The Reverend Mother walked on the stage, surrounded by her gaggle of nuns, and I was immediately transported back to 1990.
That’s when I first saw Jean Hardie play the Reverend Mother and Patricia Brady play Sister Mary Amnesia in “Nunsense” on the Spokane Civic Theatre stage.
My response was exactly the same Friday night as it was 21 years ago: I laughed, I groaned happily at the puns, I rocked back and forth in my chair, I slapped my knee and I did everything short of roll in the aisle, which I did metaphorically.
This amazing ensemble hasn’t lost a step in two decades. Again, I’m speaking metaphorically. They have lost an actual step or two – the high-kicking routine has been cut – but they’re as sharp as ever when it comes to delivering deadpan “saint” jokes and Catholic cookbook jokes (a recipe for Mary Magdalene Tarts, for instance).
“Nunsense,” as we have learned over the years, exists for one reason and one reason only: as a showcase for comic actresses to ham it up in a wimple.
This cast, assembled by director Troy Nickerson, is essentially an all-star cast from past Spokane versions of “Nunsense.” Besides Hardie and Brady, it features the hysterical Kathie Doyle-Lipe as the second-in-command, Sister Mary Hubert; the wonderful Abbey Crawford as the street-smart Sister Robert Anne; and the endearing Jillian Wylie as the ballet-dancing novice, Sister Mary Leo. Wylie is also the only “Nunsense” novice – the others have all donned the “Nunsense” habit many times before.
Hardie, in fact, was performing this show for about the 150th or 200th time – she has lost track. As much as this show is a total-ensemble success, I have to pay homage to Hardie in what may be her final “Nunsense” production.
The biggest, most sustained laughs in this show come in two scenes, both of which belong to Hardie. First is the scene in which the Reverend Mother unleashes her inner burlesque queen and starts bumping and grinding to “Turn Up the Spotlight.” And when the Reverend Mother bumps, the shock waves hit the back of the house.

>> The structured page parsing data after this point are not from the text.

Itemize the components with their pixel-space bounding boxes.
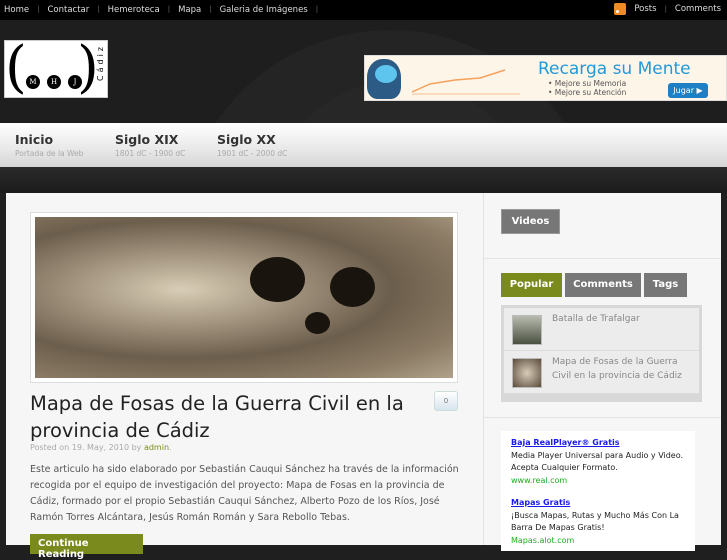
nav-title: Inicio — [15, 132, 54, 147]
separator: | — [97, 5, 100, 13]
list-item[interactable]: Batalla de Trafalgar — [504, 308, 699, 351]
list-item[interactable]: Mapa de Fosas de la Guerra Civil en la p… — [504, 351, 699, 394]
top-bar: Home | Contactar | Hemeroteca | Mapa | Galer… — [0, 0, 727, 20]
sidebar: Videos Popular Comments Tags Batalla de … — [484, 193, 721, 551]
menu-mapa[interactable]: Mapa — [178, 5, 201, 15]
post-image[interactable] — [30, 212, 458, 383]
tab-popular[interactable]: Popular — [501, 273, 562, 297]
nav-subtitle: 1801 dC - 1900 dC — [115, 149, 186, 158]
post-meta: Posted on 19. May, 2010 by admin. — [30, 443, 172, 452]
post-title[interactable]: Mapa de Fosas de la Guerra Civil en la p… — [30, 390, 410, 444]
banner-ad[interactable]: Recarga su Mente • Mejore su Memoria • M… — [364, 55, 727, 101]
site-logo[interactable]: ( M H J ) Cádiz — [4, 40, 108, 98]
tab-tags[interactable]: Tags — [644, 273, 687, 297]
thumbnail — [512, 358, 542, 388]
ad-bullet: • Mejore su Atención — [548, 88, 627, 97]
author-link[interactable]: admin — [144, 443, 169, 452]
divider — [484, 258, 721, 259]
nav-subtitle: Portada de la Web — [15, 149, 84, 158]
separator: | — [167, 5, 171, 13]
main-nav: Inicio Portada de la Web Siglo XIX 1801 dC… — [0, 123, 727, 167]
divider-band — [0, 167, 727, 193]
separator: | — [37, 5, 40, 13]
nav-title: Siglo XX — [217, 132, 276, 147]
separator: | — [315, 5, 319, 13]
ad-url[interactable]: Mapas.alot.com — [511, 535, 685, 548]
nav-inicio[interactable]: Inicio Portada de la Web — [15, 132, 83, 158]
header: ( M H J ) Cádiz Recarga su Mente • Mejor… — [0, 20, 727, 123]
menu-contactar[interactable]: Contactar — [47, 5, 89, 15]
popular-item-title[interactable]: Batalla de Trafalgar — [552, 312, 692, 326]
ad-text: Media Player Universal para Audio y Vide… — [511, 450, 684, 473]
logo-letter: M — [26, 75, 40, 89]
popular-list: Batalla de Trafalgar Mapa de Fosas de la… — [501, 305, 702, 402]
chart-graphic — [411, 69, 520, 95]
comment-count-badge[interactable]: 0 — [434, 391, 458, 411]
top-menu: Home | Contactar | Hemeroteca | Mapa | Galer… — [4, 5, 326, 15]
ad-link[interactable]: Baja RealPlayer® Gratis — [511, 438, 620, 447]
ad-text: ¡Busca Mapas, Rutas y Mucho Más Con La B… — [511, 510, 679, 533]
rss-icon[interactable] — [614, 3, 627, 15]
logo-city: Cádiz — [96, 44, 105, 81]
comments-feed-link[interactable]: Comments — [675, 4, 721, 14]
ad-title: Recarga su Mente — [538, 59, 691, 79]
logo-paren: ( — [5, 35, 27, 100]
nav-subtitle: 1901 dC - 2000 dC — [217, 149, 288, 158]
posted-date: Posted on 19. May, 2010 by — [30, 443, 142, 452]
nav-siglo-xx[interactable]: Siglo XX 1901 dC - 2000 dC — [217, 132, 287, 158]
separator: | — [664, 5, 667, 13]
menu-hemeroteca[interactable]: Hemeroteca — [108, 5, 160, 15]
nav-siglo-xix[interactable]: Siglo XIX 1801 dC - 1900 dC — [115, 132, 185, 158]
videos-button[interactable]: Videos — [501, 209, 560, 234]
main-column: Mapa de Fosas de la Guerra Civil en la p… — [6, 193, 484, 560]
popular-item-title[interactable]: Mapa de Fosas de la Guerra Civil en la p… — [552, 355, 692, 383]
nav-title: Siglo XIX — [115, 132, 179, 147]
tab-comments[interactable]: Comments — [565, 273, 641, 297]
posts-feed-link[interactable]: Posts — [634, 4, 656, 14]
continue-reading-button[interactable]: Continue Reading — [30, 534, 143, 560]
divider — [484, 417, 721, 418]
play-button[interactable]: Jugar ▶ — [668, 83, 708, 98]
ad-url[interactable]: www.real.com — [511, 475, 685, 488]
menu-home[interactable]: Home — [4, 5, 29, 15]
content: Mapa de Fosas de la Guerra Civil en la p… — [6, 193, 721, 560]
logo-letter: H — [47, 75, 61, 89]
text-ads: Baja RealPlayer® Gratis Media Player Uni… — [501, 431, 695, 551]
separator: | — [209, 5, 212, 13]
ad-link[interactable]: Mapas Gratis — [511, 498, 570, 507]
thumbnail — [512, 315, 542, 345]
menu-galeria[interactable]: Galeria de Imágenes — [220, 5, 308, 15]
post-excerpt: Este articulo ha sido elaborado por Seba… — [30, 464, 459, 523]
ad-bullet: • Mejore su Memoria — [548, 79, 627, 88]
head-icon — [367, 59, 401, 99]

The second comes when she accidentally inhales some kind of drug called Rush. Here’s how Hardie plays that scene: She giggles, she mixes up words, she stops and says, “That’s not right,” she starts over again, she begins laughing uncontrollably, she falls down, she rolls around, she rolls off the stage, she enlists an audience member to boost her back up, she expresses stern disapproval at his choice of hand placement, she pauses a beat, she asks him to do it again, she does a killer-whale impersonation, she …
Well, you get the idea. The entire audience was laughing uncontrollably right along with her. Talk about a perfect match of performer and role.
And I also have to pay homage to Doyle-Lipe, whose two particular talents are fitted ideally to “Nunsense.” First, there’s her knack for athletic comedy. Who else can get a laugh just by popping onto a counter stool? Her other talent, perhaps underrated, is her perfect deadpan glare. Few can get so many laughs from a slow burn.
Yet these two performers by no means upstage the others. Brady has great comic instincts, Crawford provides the show’s best emotional moments, and Wylie is charming throughout.
I was a little worried about this production for a few minutes at the beginning. It started with the nuns roaming through the audience and improvising with the crowd. It seemed, probably inevitably, a little awkward and forced. We just didn’t know these characters yet. But once the show started, it didn’t take long for them to become old friends.
I have only one bit of bad news: The show has already sold out. That announcement came in the pre-show speech. So you’ll just have to hope that these ladies can be talked into donning the habit again someday. How does 2021 sound?